One of the most important contributions of DNA microarray analysis to studies of cancer has been in the development of a new approach to classification and diagnosis of cancer based on gene expression programs. Let's look at a couple of examples.

Even though you can easily tell apart all the breast cancers from any of these other different kinds of cancer, if you look more closely, you can see that not all of these breast cancers are alike and in fact, every single patient's tumor is unique in its gene expression pattern. This is exciting because we've known for a very long time that two patients who have a breast cancer that looks identical under the microscope, that we would classify identically, can have very different clinical courses and different responses to therapy. And now we can start to see the molecular differences that we suspect are responsible for differences in behavior. And indeed, we are finding again and again that the molecular subtypes we define on the basis of gene expression programs can predict differences in therapeutic response and clinical course in cancers that were previously indistinguishable.

[Slide 9]
I am going to give a little example of how we use this approach to study a particular kind of cancer. I am going to focus a stomach cancer, which is a very important medical problem here in Japan, as you all know, and it is the second leading cause of death from cancer in the world.

[Slide 10]
A post-doc of my lab, Xin Chen, and these collaborators: S.Y. Leung, S.T. Yuen and Sam So, used DNA microarrays to profile gene expressions in more than 100 tumor samples from patients with stomach cancer, and as you can see from all the variation in this map, all the variations in their gene expression patterns, no two cancers from different patients were alike. In fact, we found that they were incredibly diverse.
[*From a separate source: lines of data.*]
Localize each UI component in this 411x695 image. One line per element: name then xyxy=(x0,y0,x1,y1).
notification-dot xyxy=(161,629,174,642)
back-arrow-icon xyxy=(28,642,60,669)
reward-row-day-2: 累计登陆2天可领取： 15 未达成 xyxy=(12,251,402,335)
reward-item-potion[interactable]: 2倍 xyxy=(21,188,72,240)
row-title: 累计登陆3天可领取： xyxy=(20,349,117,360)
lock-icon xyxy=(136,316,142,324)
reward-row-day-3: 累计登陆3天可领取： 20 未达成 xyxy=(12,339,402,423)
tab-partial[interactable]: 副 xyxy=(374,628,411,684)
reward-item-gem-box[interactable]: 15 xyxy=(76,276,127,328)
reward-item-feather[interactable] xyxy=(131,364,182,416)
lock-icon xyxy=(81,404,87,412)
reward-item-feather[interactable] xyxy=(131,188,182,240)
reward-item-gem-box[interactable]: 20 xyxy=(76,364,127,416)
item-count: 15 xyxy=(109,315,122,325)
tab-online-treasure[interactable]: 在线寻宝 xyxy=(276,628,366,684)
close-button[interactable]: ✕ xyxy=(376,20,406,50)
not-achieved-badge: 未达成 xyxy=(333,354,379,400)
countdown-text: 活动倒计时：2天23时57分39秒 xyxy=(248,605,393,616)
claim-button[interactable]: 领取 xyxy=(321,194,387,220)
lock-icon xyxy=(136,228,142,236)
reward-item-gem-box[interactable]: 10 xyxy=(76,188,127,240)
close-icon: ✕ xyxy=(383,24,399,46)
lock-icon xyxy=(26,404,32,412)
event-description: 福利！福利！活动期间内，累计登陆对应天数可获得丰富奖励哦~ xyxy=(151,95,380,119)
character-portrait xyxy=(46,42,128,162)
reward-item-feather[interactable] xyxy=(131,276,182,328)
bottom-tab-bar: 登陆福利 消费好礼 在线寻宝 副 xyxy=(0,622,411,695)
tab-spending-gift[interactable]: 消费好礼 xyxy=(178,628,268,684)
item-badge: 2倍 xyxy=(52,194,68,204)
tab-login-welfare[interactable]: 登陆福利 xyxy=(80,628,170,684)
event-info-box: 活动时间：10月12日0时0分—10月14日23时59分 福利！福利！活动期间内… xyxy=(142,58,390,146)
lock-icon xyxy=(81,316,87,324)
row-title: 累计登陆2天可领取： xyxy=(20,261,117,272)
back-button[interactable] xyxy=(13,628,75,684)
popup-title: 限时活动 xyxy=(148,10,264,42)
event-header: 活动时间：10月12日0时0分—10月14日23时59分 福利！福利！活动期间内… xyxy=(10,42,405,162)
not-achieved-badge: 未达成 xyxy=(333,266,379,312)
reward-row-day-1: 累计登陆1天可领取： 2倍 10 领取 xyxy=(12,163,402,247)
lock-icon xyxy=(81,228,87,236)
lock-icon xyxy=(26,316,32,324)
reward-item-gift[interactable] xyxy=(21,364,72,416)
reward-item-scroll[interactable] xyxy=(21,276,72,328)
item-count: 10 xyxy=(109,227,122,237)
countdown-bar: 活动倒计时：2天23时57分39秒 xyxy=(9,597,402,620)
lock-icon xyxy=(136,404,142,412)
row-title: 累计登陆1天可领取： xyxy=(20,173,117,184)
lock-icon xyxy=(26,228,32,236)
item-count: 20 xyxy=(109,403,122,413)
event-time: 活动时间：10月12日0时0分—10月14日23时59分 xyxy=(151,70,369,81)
There's a ton of useful information about the molecular characteristics of these tumors in our dataset like this. But with so much variation, how do we focus our attention? How can we choose particular genes that are most likely to be informative to the study?

[Slide 11]
One way is to deliberately look for the genes, whose expression is especially strongly associated with important biological and clinical characteristics of this cancer - for example, patient's survival - and we did that. When we looked for genes whose expression patterns paralleled patient's survival, we found that one gene - PLA2 group 2A, a phospholipase - was strongly associated with the survival of the patient after the tumor was removed.
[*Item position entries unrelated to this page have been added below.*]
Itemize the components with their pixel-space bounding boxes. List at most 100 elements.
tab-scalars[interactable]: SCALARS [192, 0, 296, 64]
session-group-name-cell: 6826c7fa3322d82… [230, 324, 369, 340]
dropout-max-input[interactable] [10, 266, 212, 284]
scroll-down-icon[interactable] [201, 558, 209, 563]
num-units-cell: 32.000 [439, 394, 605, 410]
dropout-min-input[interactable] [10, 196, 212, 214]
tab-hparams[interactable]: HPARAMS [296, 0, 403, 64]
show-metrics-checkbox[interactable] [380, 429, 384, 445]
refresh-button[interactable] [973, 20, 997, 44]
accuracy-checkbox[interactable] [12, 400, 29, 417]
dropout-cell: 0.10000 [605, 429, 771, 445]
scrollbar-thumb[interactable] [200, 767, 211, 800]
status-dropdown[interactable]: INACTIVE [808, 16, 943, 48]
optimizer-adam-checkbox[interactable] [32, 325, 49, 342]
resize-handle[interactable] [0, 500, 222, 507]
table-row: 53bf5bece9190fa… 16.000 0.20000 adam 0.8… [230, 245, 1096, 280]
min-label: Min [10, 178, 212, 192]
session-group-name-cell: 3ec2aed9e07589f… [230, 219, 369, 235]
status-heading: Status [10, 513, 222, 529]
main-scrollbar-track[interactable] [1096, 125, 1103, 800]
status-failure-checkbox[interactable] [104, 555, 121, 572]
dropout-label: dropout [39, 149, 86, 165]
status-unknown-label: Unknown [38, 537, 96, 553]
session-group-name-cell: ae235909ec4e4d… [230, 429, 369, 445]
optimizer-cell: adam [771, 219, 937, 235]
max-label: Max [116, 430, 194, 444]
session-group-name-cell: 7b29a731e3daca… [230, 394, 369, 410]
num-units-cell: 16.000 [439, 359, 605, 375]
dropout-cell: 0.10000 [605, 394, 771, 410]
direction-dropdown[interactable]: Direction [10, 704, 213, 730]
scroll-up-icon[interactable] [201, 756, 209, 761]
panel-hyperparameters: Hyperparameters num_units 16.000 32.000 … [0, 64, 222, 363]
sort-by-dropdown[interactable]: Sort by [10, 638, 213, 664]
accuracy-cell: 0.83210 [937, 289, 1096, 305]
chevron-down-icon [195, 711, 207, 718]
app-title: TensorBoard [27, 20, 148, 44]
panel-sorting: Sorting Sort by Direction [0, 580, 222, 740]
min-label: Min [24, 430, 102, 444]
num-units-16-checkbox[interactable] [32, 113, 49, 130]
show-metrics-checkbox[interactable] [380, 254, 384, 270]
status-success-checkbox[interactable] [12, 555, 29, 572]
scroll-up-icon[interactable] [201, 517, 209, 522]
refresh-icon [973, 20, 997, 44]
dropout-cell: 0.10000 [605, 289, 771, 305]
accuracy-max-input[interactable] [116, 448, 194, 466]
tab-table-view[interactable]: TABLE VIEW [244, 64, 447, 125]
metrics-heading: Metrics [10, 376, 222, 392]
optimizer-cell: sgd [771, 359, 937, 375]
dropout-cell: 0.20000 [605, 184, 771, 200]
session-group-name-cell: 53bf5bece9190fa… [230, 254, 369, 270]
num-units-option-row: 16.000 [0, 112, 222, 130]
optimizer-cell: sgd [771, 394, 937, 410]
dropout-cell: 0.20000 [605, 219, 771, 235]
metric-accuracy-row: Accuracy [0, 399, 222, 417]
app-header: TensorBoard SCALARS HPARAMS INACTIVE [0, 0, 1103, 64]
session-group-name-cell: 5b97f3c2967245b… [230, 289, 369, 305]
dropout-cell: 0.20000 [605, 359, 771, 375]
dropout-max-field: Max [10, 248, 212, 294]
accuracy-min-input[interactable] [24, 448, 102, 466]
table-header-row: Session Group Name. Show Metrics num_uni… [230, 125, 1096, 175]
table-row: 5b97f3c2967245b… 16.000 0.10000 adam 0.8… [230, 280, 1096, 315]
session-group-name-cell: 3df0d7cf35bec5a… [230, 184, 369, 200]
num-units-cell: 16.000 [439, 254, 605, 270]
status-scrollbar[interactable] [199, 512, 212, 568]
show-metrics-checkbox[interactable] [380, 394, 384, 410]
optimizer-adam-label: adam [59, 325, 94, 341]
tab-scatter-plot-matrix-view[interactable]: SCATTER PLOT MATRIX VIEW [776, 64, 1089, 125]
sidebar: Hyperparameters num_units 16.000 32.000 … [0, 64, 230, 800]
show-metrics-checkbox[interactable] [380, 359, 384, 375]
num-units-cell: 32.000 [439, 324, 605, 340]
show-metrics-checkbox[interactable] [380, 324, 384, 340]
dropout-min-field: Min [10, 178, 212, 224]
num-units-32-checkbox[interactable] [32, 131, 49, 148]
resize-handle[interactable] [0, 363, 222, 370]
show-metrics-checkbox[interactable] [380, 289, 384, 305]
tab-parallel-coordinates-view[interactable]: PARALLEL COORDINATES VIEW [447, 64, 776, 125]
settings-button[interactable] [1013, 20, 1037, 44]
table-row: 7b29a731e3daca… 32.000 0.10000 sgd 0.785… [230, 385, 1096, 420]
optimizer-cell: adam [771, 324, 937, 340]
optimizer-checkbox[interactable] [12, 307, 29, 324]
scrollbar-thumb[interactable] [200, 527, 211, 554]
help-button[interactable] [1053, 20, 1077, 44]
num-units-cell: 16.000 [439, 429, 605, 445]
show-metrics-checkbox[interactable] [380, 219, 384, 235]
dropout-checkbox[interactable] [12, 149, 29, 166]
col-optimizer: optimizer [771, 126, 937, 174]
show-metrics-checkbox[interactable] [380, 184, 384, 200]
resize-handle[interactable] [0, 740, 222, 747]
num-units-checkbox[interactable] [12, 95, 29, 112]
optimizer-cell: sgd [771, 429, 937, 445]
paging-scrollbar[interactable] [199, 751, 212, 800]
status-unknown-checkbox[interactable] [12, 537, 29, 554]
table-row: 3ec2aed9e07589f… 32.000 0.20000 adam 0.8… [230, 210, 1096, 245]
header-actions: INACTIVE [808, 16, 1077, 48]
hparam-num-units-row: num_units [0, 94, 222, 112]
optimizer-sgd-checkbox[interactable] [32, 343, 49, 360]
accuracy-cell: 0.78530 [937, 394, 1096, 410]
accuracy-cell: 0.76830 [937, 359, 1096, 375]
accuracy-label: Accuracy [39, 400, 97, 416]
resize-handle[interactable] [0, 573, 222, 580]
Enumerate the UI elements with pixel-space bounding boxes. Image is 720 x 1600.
When we divided all the gastric cancer patients into two groups, one group with very high expression of this gene and another group with low expression - (the range of expression between the highest and lowest differed by more than 2,000 )- what we found was that the patients who expressed a lot of this enzyme were more than 3 times more likely to survive for 5 years or longer than the patients who expressed this gene at a low level. In fact, by 4 years after surgery 80 percent of the patients with low level of expression had died from the disease, whereas 2/3 of the patients with high expression of this enzyme were still alive after 6 years.

We were particularly excited about this gene, because the equivalent gene in a mouse had been shown several years ago to reduce the severity of a particular kind of intestinal tumor in mice. That suggested that this gene might be a potential tumor suppressor gene.

It's even more exciting because of things that we know about the biochemistry of this enzyme. The results suggest some possible ways that we might be able to help patients with stomach cancer.

First, trivially, just by measuring the expression of this gene, we can already recognize one group of patients with once high level of expression, who have a very good chance of being cured, and the second group who are likely to need much more intensive therapy.